Et tant qu'à réviser l'esthétique pourquoi ne pas jouer dans la mécanique ? L'incontournable moteur V6 de 3,5 litres a été l'objet de plusieurs changements de détails, tant et si bien que sa puissance a augmenté de cinq chevaux et de trois lb-pi de couple. Ce ne sont pas des chiffres spectaculaires, mais chaque petite amélioration permet d'obtenir un véhicule plus homogène. Si la plupart des chroniqueurs n'ont fait état que du moteur V6, il faut insister sur la présence d'un moteur quatre cylindres en ligne de 2,5 litres dont la puissance est de 175 chevaux. Cette écurie est supérieure à la moyenne de la catégorie pour un moteur quatre cylindres. Il est bien entendu couplé à une boîte manuelle à cinq rapports sauf sur le modèle SL qui ne propose que la transmission automatique à quatre rapports. Pour les moteurs V6, la boîte manumatique à cinq vitesses permettant les passages des rapports en mode manuel est de série sur le 3,5 SL et optionnelle sur la 3,5 SE.

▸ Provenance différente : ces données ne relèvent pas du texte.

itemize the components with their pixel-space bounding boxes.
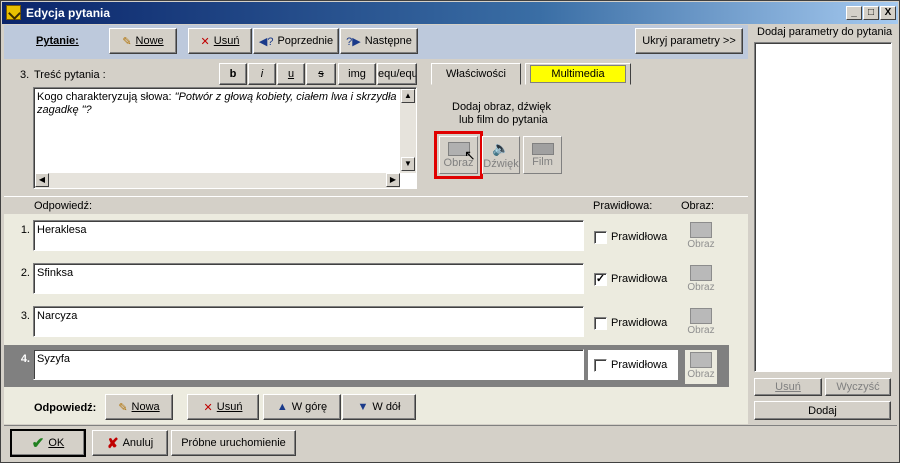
strikethrough-button[interactable]: s: [306, 63, 336, 85]
move-down-button[interactable]: ▼ W dół: [342, 394, 416, 420]
app-icon: [6, 5, 21, 20]
correct-checkbox[interactable]: [594, 359, 607, 372]
cancel-icon: ✘: [106, 434, 119, 451]
delete-icon: ✕: [203, 401, 213, 414]
image-icon: [690, 308, 712, 324]
add-sound-button[interactable]: 🔈 Dźwięk: [482, 136, 520, 174]
answer-number: 2.: [20, 267, 30, 279]
check-icon: ✔: [31, 435, 45, 452]
answer-number: 3.: [20, 310, 30, 322]
camera-icon: [531, 142, 554, 155]
question-toolbar: Pytanie: ✎ Nowe ✕ Usuń ◀? Poprzednie ?▶ Nast…: [4, 25, 748, 59]
scroll-left-arrow-icon[interactable]: ◀: [35, 173, 49, 187]
correct-checkbox[interactable]: [594, 231, 607, 244]
answer-number: 1.: [20, 224, 30, 236]
params-panel-title: Dodaj parametry do pytania: [757, 26, 893, 38]
question-content-label: Treść pytania :: [34, 69, 106, 81]
insert-image-button[interactable]: img: [338, 63, 376, 85]
speaker-icon: 🔈: [492, 140, 510, 156]
question-label: Pytanie:: [36, 35, 79, 47]
answer-image-button[interactable]: Obraz: [684, 263, 718, 299]
delete-answer-button[interactable]: ✕ Usuń: [187, 394, 259, 420]
correct-checkbox-checked[interactable]: ✓: [594, 273, 607, 286]
scroll-up-arrow-icon[interactable]: ▲: [401, 89, 415, 103]
italic-button[interactable]: i: [248, 63, 276, 85]
footer-divider: [4, 425, 897, 426]
bold-button[interactable]: b: [219, 63, 247, 85]
scroll-down-arrow-icon[interactable]: ▼: [401, 157, 415, 171]
correct-column-header: Prawidłowa:: [593, 200, 653, 212]
horizontal-scrollbar[interactable]: ◀ ▶: [35, 173, 400, 188]
pencil-icon: ✎: [118, 401, 128, 414]
answer-image-button[interactable]: Obraz: [684, 220, 718, 256]
ok-button[interactable]: ✔ OK: [10, 429, 86, 457]
underline-button[interactable]: u: [277, 63, 305, 85]
answer-toolbar-label: Odpowiedź:: [34, 402, 97, 414]
correct-label: Prawidłowa: [611, 317, 668, 329]
answer-input[interactable]: Syzyfa: [33, 349, 584, 380]
correct-label: Prawidłowa: [611, 359, 668, 371]
vertical-scrollbar[interactable]: ▲ ▼: [400, 89, 416, 173]
pencil-icon: ✎: [122, 35, 132, 48]
cancel-button[interactable]: ✘ Anuluj: [92, 430, 168, 456]
params-list[interactable]: [754, 42, 892, 372]
multimedia-hint-line2: lub film do pytania: [459, 114, 548, 126]
minimize-button[interactable]: _: [846, 6, 862, 20]
tab-multimedia[interactable]: Multimedia: [525, 63, 631, 85]
answer-column-header: Odpowiedź:: [34, 200, 93, 212]
title-bar[interactable]: Edycja pytania _ □ X: [2, 2, 898, 24]
add-film-button[interactable]: Film: [523, 136, 562, 174]
arrow-up-icon: ▲: [276, 401, 288, 413]
image-icon: [690, 222, 712, 238]
question-text-editor[interactable]: Kogo charakteryzują słowa: "Potwór z gło…: [33, 87, 417, 189]
params-delete-button[interactable]: Usuń: [754, 378, 822, 396]
delete-question-button[interactable]: ✕ Usuń: [188, 28, 252, 54]
answers-header: Odpowiedź: Prawidłowa: Obraz:: [4, 196, 748, 214]
answer-input[interactable]: Heraklesa: [33, 220, 584, 251]
maximize-button[interactable]: □: [863, 6, 879, 20]
correct-checkbox[interactable]: [594, 317, 607, 330]
equation-button[interactable]: equ/equ: [377, 63, 417, 85]
params-panel: Dodaj parametry do pytania Usuń Wyczyść …: [751, 25, 897, 423]
window-title: Edycja pytania: [26, 6, 111, 20]
mouse-cursor-icon: ↖: [464, 147, 476, 163]
correct-label: Prawidłowa: [611, 273, 668, 285]
params-clear-button[interactable]: Wyczyść: [825, 378, 891, 396]
hide-params-button[interactable]: Ukryj parametry >>: [635, 28, 743, 54]
answer-image-button[interactable]: Obraz: [684, 349, 718, 385]
image-icon: [690, 265, 712, 281]
previous-question-button[interactable]: ◀? Poprzednie: [253, 28, 339, 54]
params-add-button[interactable]: Dodaj: [754, 401, 891, 420]
question-number: 3.: [20, 69, 30, 81]
new-answer-button[interactable]: ✎ Nowa: [105, 394, 173, 420]
new-question-button[interactable]: ✎ Nowe: [109, 28, 177, 54]
image-icon: [690, 352, 712, 368]
tab-properties[interactable]: Właściwości: [431, 63, 521, 85]
answer-input[interactable]: Sfinksa: [33, 263, 584, 294]
delete-icon: ✕: [200, 35, 210, 48]
answer-number: 4.: [20, 353, 30, 365]
previous-icon: ◀?: [258, 35, 274, 48]
next-question-button[interactable]: ?▶ Następne: [340, 28, 418, 54]
question-text: Kogo charakteryzują słowa: "Potwór z gło…: [37, 91, 397, 116]
next-icon: ?▶: [346, 35, 361, 48]
answer-image-button[interactable]: Obraz: [684, 306, 718, 342]
scroll-right-arrow-icon[interactable]: ▶: [386, 173, 400, 187]
question-editor-window: Edycja pytania _ □ X Pytanie: ✎ Nowe ✕ Usu…: [0, 0, 900, 463]
multimedia-hint-line1: Dodaj obraz, dźwięk: [452, 101, 552, 113]
answer-input[interactable]: Narcyza: [33, 306, 584, 337]
close-button[interactable]: X: [880, 6, 896, 20]
checkmark-icon: ✓: [595, 273, 606, 285]
correct-label: Prawidłowa: [611, 231, 668, 243]
move-up-button[interactable]: ▲ W górę: [263, 394, 341, 420]
image-column-header: Obraz:: [681, 200, 715, 212]
arrow-down-icon: ▼: [357, 401, 369, 413]
test-run-button[interactable]: Próbne uruchomienie: [171, 430, 296, 456]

Il est important de souligner que l'Altima à moteur quatre cylindres diffère beaucoup de la version avec moteur V6. Le moteur 2,5 litres limite les performances. Malgré tout, le 0-100 km/h est atteint en moins de 9 secondes. Mais à défaut d'accélérations tonitruantes, cette berline propose une meilleure maniabilité, un sous-virage moins important et l'absence presque totale d'effet de couple dans le volant. De plus, sa consommation de carburant est moins dommageable pour votre porte-monnaie. Le moteur V6 est plus puissant, plus silencieux, mais il est responsable d'un important effet de couple dans le volant et la voiture est moins agile dans les courbes serrées.

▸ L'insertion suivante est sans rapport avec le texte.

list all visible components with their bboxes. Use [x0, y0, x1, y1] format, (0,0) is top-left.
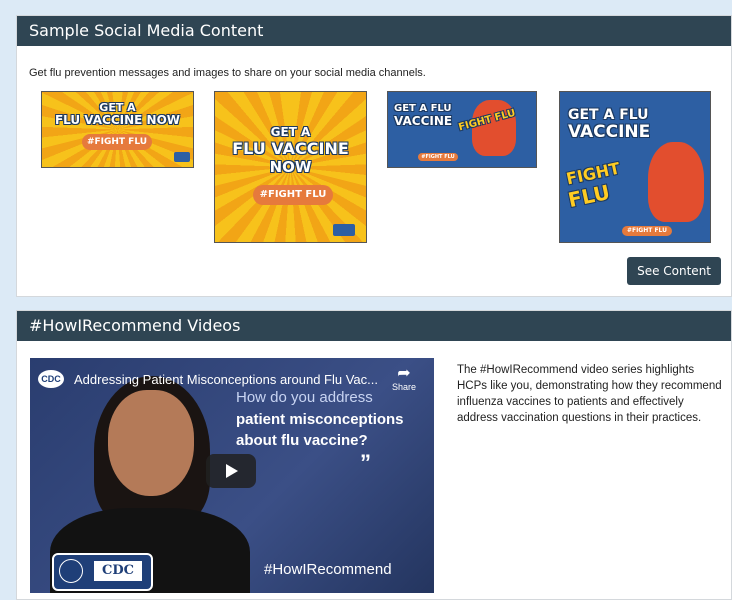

Même si Nissan ne dévoile pas les changements apportés aux autres organes mécaniques, la tenue de cap des deux versions est plus stable tandis que l'essieu arrière semble moins affecté par le mauvais revêtement de la chaussée.

Surprise ! Une SE-R !

Si la tristounette Sentra ne se prête pas tellement à une version SE-R, c'est une toute autre chose pour l'Altima dont la silhouette, la plate-forme et le moteur semblent avoir été concoctés pour une telle version. Comme toute berline sport qui se respecte, la présentation extérieure est différente des modèles courants. Cette fois, les stylistes ont créé une présentation exclusive pour les parties avant et arrière en plus de placer un aileron monté sur le couvercle du coffre. L'utilisation de pièces en chrome foncé en plus des deux tuyaux d'échappement chromés constituent la signature visuelle de cette voiture.

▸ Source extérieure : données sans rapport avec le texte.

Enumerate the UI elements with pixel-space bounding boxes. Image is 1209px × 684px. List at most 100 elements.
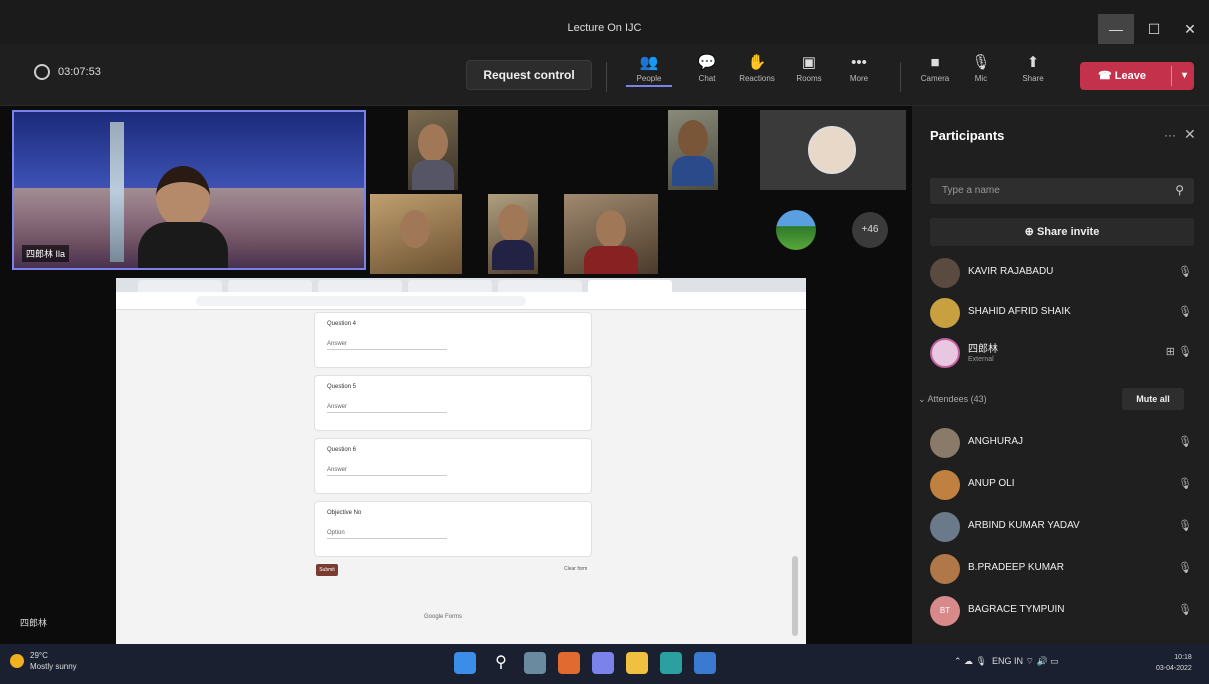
chat-label: Chat (698, 74, 716, 83)
participant-search-input[interactable]: Type a name ⚲ (930, 178, 1194, 204)
people-label: People (636, 74, 662, 83)
mic-off-icon: 🎙 (1178, 520, 1192, 532)
browser-tab (228, 280, 312, 292)
more-label: More (849, 74, 869, 83)
share-label: Share (1022, 74, 1044, 83)
sun-icon (10, 654, 24, 668)
chevron-down-icon[interactable]: ▾ (1182, 62, 1187, 90)
browser-address-bar (116, 292, 806, 310)
avatar (930, 554, 960, 584)
search-icon[interactable]: ⚲ (490, 652, 512, 674)
panel-close-button[interactable]: ✕ (1184, 126, 1196, 143)
mic-label: Mic (974, 74, 988, 83)
camera-label: Camera (920, 74, 950, 83)
speaker-video-tile[interactable]: 四郎林 Ila (12, 110, 366, 270)
avatar (930, 428, 960, 458)
chevron-down-icon: ⌄ (918, 394, 928, 404)
phone-icon: ☎ (1098, 70, 1115, 82)
rooms-icon: ▣ (801, 54, 817, 71)
taskbar: 29°C Mostly sunny ⚲ ⌃ ☁ 🎙 ENG IN ⌔ 🔊 ▭ 1… (0, 644, 1209, 684)
participant-video-tile[interactable] (488, 194, 538, 274)
reactions-label: Reactions (739, 74, 775, 83)
shared-screen: Question 4 Answer Question 5 Answer Ques… (116, 278, 806, 644)
file-explorer-icon[interactable] (626, 652, 648, 674)
mic-on-icon: 🎙 (1178, 436, 1192, 448)
weather-widget[interactable]: 29°C Mostly sunny (10, 650, 77, 672)
link-icon: ⊕ (1024, 226, 1037, 238)
shield-icon (34, 64, 50, 80)
avatar (776, 210, 816, 250)
edge-icon[interactable] (660, 652, 682, 674)
list-item[interactable]: SHAHID AFRID SHAIK 🎙 (930, 294, 1200, 330)
teams-icon[interactable] (592, 652, 614, 674)
participant-video-tile[interactable] (408, 110, 458, 190)
close-button[interactable]: ✕ (1172, 14, 1208, 44)
browser-tab (498, 280, 582, 292)
camera-icon: ■ (930, 54, 940, 71)
share-invite-button[interactable]: ⊕ Share invite (930, 218, 1194, 246)
chat-button[interactable]: 💬 Chat (684, 52, 730, 83)
mic-off-icon: 🎙 (1178, 266, 1192, 278)
participant-video-tile[interactable] (370, 194, 462, 274)
participant-video-tile[interactable] (668, 110, 718, 190)
participants-panel: Participants ··· ✕ Type a name ⚲ ⊕ Share… (912, 106, 1209, 644)
participant-video-tile[interactable] (564, 194, 658, 274)
mic-off-icon: 🎙 (1178, 604, 1192, 616)
list-item[interactable]: BT BAGRACE TYMPUIN 🎙 (930, 592, 1200, 628)
speaker-image (138, 166, 228, 268)
panel-more-button[interactable]: ··· (1164, 128, 1176, 142)
timer-text: 03:07:53 (58, 66, 101, 78)
people-button[interactable]: 👥 People (626, 52, 672, 87)
list-item[interactable]: B.PRADEEP KUMAR 🎙 (930, 550, 1200, 586)
video-stage: 四郎林 Ila +46 Question 4 Answer Question 5… (0, 106, 912, 644)
browser-tab (588, 280, 672, 292)
share-button[interactable]: ⬆ Share (1010, 52, 1056, 83)
scrollbar (792, 318, 798, 638)
list-item[interactable]: 四郎林 External ⊞ 🎙 (930, 334, 1200, 370)
avatar (930, 512, 960, 542)
form-question-card: Question 5 Answer (314, 375, 592, 431)
camera-button[interactable]: ■ Camera (912, 52, 958, 83)
google-forms-footer: Google Forms (424, 614, 463, 620)
firefox-icon[interactable] (558, 652, 580, 674)
more-participants-button[interactable]: +46 (852, 212, 888, 248)
attendees-section-header[interactable]: ⌄ Attendees (43) (918, 394, 987, 405)
reactions-button[interactable]: ✋ Reactions (734, 52, 780, 83)
meeting-toolbar: 03:07:53 Request control 👥 People 💬 Chat… (0, 44, 1209, 106)
leave-button[interactable]: ☎ Leave ▾ (1080, 62, 1194, 90)
chat-icon: 💬 (697, 54, 717, 71)
avatar (930, 258, 960, 288)
list-item[interactable]: ANGHURAJ 🎙 (930, 424, 1200, 460)
mic-off-icon: 🎙 (971, 54, 991, 71)
maximize-button[interactable]: ☐ (1136, 14, 1172, 44)
people-icon: 👥 (639, 54, 659, 71)
presenter-name-tag: 四郎林 (20, 618, 48, 628)
request-control-button[interactable]: Request control (466, 60, 592, 90)
taskbar-clock[interactable]: 10:18 03-04-2022 (1156, 652, 1192, 674)
mic-off-icon: 🎙 (1178, 306, 1192, 318)
start-button[interactable] (454, 652, 476, 674)
list-item[interactable]: ARBIND KUMAR YADAV 🎙 (930, 508, 1200, 544)
mic-button[interactable]: 🎙 Mic (958, 52, 1004, 83)
mute-all-button[interactable]: Mute all (1122, 388, 1184, 410)
mic-on-icon: ⊞ 🎙 (1165, 346, 1192, 358)
divider (606, 62, 607, 92)
rooms-button[interactable]: ▣ Rooms (786, 52, 832, 83)
panel-title: Participants (930, 128, 1005, 143)
speaker-name-tag: 四郎林 Ila (22, 245, 70, 262)
form-question-card: Objective No Option (314, 501, 592, 557)
system-tray[interactable]: ⌃ ☁ 🎙 ENG IN ⌔ 🔊 ▭ (954, 656, 1059, 667)
store-icon[interactable] (694, 652, 716, 674)
list-item[interactable]: KAVIR RAJABADU 🎙 (930, 254, 1200, 290)
avatar (930, 470, 960, 500)
title-bar: Lecture On IJC — ☐ ✕ (0, 0, 1209, 44)
avatar: BT (930, 596, 960, 626)
minimize-button[interactable]: — (1098, 14, 1134, 44)
task-view-icon[interactable] (524, 652, 546, 674)
mic-off-icon: 🎙 (1178, 562, 1192, 574)
list-item[interactable]: ANUP OLI 🎙 (930, 466, 1200, 502)
more-button[interactable]: ••• More (836, 52, 882, 83)
avatar (808, 126, 856, 174)
form-question-card: Question 4 Answer (314, 312, 592, 368)
more-icon: ••• (851, 54, 867, 71)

Au moment d'écrire ces lignes, la puissance du moteur V6 de 3,5 litres n'a pas encore été annoncée, mais il est certain qu'elle dépassera les 250 chevaux de la version régulière. L'acheteur pourra également choisir entre une boîte manuelle à six rapports ou une automatique à cinq rapports. Et pour transmettre cette puissance au bitume, les ingénieurs ont fait appel à toutes les astuces habituelles en utilisant des amortisseurs plus fermes, des jantes de 18 pouces, des pneus d'été à profil bas de cote de vitesse « W ».

Compte tenu des problèmes antérieurs de l'Altima en fait d'intégrité de caisse, nous sommes en droit de nous interroger sur ce qui se passera sur cette version en raison d'un train roulant plus rigide que précédemment, et de pneus à profil bas transmettant presque directement les imperfections de la chaussée à la caisse. Nous saurons au cours des mois à venir quelle aura été l'étendue des modifications apportées à la plate-forme et à la carrosserie.

En attendant, il faut admettre que les ingénieurs de Nissan ont effectué du bon travail afin de remettre cette berline au goût du jour et de corriger les principaux défauts de jeunesse.